The contest, run by Vermont senator Bernie Sanders, is "designed to engage Vermont's high school students on the major issues facing the country." According to Sanders, the contest, now in its fourth year, saw more submissions this year than ever before. It takes place around the time of the president's state of the union address every year and is an opportunity for students to give their own views on the "state of the union."
Federhen, along with the second and third place winners, will have her essay published in the Congressional Record, and will participate in a roundtable discussion with some of the other finalists on Saturday, said Sanders. When asked about the importance of giving high schoolers a chance to consider these topics, Sanders said, "I think its enormously important. A lot of young people, in Vermont and around the country, don't understand the function of government in a democracy. For better or for worse, the decisions we make here [in Washington] impact their lives."
Federhen's essay was entitled "A House Divided" after the famous speech by Abraham Lincoln. In it, she brings up many issues that America faced in 2013, including the bankruptcy of Detroit, school shootings, the Edward Snowden leaks, and the Boston Marathon bombing. However, she wrote that the largest issue the country faced, and continues to face, is "a Congress so dysfunctional that it could not even manage to operate the government for the entire year.
"The 113th Congress was the least productive legislature in our history," wrote Federhen, "passing only fifty-five bills into law. Public approval of Congress sank from a "high" of 18 percent on Jan. 1, 2013 to a current low of 8 percent. In fact ‘69 percent think no matter how bad things are, Congress can always find a way to make them worse (Rasmussen Reports).' We deserve better from our political leaders. We need Congressmen and Senators who will set aside persona gain and divisive ideology in order to build compromise and find consensus on the issues that challenge us: economic opportunity, income parity, gun control, immigration, stagnant academic achievement, climate change, and long-term deficit reduction."

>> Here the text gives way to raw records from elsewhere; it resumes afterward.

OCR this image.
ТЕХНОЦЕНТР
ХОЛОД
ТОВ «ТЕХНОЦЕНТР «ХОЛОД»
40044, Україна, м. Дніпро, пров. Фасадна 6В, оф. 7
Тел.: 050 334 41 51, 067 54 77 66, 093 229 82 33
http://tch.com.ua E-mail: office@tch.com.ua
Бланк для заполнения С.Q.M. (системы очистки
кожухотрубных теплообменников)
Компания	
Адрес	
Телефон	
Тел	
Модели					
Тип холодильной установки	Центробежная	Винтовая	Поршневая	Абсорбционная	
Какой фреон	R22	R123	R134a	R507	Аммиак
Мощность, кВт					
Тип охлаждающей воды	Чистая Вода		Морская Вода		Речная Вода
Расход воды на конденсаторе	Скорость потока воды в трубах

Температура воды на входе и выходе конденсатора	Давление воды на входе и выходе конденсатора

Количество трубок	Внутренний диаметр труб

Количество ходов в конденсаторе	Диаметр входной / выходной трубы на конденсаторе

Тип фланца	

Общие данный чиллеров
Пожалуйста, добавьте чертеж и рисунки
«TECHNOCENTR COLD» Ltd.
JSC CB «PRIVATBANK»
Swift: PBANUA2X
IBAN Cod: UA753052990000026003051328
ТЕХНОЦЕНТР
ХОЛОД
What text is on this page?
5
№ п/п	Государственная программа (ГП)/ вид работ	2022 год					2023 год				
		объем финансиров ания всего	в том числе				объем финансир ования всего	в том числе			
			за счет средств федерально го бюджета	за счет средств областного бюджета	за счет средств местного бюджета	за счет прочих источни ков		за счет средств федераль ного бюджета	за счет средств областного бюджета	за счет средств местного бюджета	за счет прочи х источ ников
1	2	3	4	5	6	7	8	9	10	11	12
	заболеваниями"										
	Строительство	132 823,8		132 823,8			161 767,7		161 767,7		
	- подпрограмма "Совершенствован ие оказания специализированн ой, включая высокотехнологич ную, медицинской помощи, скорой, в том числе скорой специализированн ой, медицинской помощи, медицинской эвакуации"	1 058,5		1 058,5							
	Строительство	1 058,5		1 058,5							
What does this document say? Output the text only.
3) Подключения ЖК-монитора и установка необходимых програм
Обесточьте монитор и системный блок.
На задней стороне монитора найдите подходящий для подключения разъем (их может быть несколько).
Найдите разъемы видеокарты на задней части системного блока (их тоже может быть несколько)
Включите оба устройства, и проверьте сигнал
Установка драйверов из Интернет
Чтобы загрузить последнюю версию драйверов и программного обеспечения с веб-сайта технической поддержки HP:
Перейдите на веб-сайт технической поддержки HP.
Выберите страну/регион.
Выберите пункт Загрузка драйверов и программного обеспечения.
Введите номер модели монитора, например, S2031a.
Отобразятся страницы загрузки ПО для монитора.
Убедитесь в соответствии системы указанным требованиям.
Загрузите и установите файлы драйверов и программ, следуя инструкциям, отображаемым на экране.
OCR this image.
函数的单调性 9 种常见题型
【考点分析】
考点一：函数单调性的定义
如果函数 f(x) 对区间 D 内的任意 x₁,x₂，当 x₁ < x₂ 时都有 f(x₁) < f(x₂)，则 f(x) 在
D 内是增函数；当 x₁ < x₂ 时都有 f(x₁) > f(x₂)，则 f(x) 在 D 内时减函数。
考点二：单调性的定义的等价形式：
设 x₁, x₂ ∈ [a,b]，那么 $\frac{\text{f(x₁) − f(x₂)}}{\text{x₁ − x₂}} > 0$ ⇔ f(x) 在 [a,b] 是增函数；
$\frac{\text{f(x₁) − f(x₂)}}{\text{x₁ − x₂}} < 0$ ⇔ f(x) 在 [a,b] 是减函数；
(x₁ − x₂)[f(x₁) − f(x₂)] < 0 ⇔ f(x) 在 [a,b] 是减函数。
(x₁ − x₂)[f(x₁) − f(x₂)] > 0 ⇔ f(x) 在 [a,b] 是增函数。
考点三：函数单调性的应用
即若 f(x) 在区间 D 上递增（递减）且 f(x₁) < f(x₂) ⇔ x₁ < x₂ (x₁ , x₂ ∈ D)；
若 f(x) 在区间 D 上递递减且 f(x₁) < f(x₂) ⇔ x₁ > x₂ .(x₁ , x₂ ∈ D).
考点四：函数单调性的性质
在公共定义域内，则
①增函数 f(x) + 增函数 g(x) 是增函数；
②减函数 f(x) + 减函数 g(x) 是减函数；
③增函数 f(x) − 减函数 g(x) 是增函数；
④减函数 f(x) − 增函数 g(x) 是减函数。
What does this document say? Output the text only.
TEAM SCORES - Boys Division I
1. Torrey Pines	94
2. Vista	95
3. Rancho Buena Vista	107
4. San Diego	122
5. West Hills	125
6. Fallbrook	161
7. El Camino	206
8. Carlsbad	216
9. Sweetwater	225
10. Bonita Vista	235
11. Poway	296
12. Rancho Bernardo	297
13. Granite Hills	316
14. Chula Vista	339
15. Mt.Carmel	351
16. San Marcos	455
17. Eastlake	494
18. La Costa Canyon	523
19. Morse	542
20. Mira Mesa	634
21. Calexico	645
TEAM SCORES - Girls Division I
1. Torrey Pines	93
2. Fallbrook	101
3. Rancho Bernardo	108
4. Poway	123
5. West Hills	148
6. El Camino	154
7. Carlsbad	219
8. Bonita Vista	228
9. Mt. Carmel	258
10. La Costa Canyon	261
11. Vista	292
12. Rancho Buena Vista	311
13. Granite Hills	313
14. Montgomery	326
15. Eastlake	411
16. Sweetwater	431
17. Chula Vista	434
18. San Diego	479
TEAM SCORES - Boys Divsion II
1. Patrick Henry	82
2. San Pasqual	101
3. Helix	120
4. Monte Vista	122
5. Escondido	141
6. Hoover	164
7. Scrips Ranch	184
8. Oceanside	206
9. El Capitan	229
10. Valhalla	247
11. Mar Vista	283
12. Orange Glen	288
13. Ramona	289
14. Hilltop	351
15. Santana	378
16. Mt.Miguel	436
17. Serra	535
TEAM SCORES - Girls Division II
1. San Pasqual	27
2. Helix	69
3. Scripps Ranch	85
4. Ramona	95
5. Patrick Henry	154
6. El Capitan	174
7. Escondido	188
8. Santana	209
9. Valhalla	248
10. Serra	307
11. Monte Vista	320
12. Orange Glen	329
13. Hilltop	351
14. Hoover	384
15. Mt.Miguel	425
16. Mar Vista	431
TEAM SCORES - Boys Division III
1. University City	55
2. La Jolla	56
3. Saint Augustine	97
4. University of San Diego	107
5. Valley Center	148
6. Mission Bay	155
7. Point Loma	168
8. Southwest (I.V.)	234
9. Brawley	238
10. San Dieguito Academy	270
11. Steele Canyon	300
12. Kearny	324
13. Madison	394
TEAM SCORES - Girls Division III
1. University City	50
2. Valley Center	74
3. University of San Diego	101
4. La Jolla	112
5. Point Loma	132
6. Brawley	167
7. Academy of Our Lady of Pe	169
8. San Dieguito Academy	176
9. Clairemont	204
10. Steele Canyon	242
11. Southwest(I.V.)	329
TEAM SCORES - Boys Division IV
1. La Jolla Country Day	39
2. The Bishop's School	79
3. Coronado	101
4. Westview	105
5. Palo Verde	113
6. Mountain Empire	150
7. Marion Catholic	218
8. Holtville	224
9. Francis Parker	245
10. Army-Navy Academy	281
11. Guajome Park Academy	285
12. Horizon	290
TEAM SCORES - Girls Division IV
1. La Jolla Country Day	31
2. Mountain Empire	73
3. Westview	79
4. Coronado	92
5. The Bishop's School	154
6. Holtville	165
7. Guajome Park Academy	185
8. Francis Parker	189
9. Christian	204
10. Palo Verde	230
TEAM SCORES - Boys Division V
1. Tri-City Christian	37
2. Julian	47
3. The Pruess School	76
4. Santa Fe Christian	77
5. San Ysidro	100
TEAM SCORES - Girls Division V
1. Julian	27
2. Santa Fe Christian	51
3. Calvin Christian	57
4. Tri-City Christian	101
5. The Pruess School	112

In a phone interview, Federhen said, "There's a lot of issues that needed to be addressed," but she thought Congress was the most important issue she could write about. She said she first learned about the contest through her Advanced Placement English class. Her teacher, Amy Thivierge, offered extra credit for students who submitted essays.
While they are definitely comparable, the largest difference between Congress in Lincoln's day and Congress today, said Federhen, was that Congress at that point seemed "more open to new ideas," while today it seems like politicians believe they have already "achieved perfection," and often seem unwilling to consider legislation that might bring about positive changes.
Federhen, in addition to participating in AP English and History, is a member of the varsity cheerleading team, student senate, Spanish Honors Society, and National Honors Society. She hopes to attend Yale or Princeton, and would like to someday be an interior designer, incorporating energy-efficient models into her designs. In regard to entering into the field of politics, she said, "I think its something I could be interested in part-time."
Federhen will be leaving after school on Friday to participate in a television interview, and then will participate in the roundtable discussion on Saturday. Sen. Sanders will also visit MAUHS, although the senator said the date for that visit has not yet been determined.
Federhen closes her essay, "Abraham Lincoln once observed that ‘a house divided cannot stand.' Our House and Senate have splintered into partisan factions of squabbling inactivity. Americans will continue to soldier on, overcoming whatever obstacles impede our advancement. We can only hope that our Congressional leaders will acquire the maturity and wisdom to help rather than hinder our progress. But for now, we are a union without unity."
When asked what changes Congress could make, Federhen replied that every politician needs to make a personal decision to overcome party affiliations and unwavering philosophical divides and have open dialogue with the other side. "I would hope that they would just get together and talk," she said.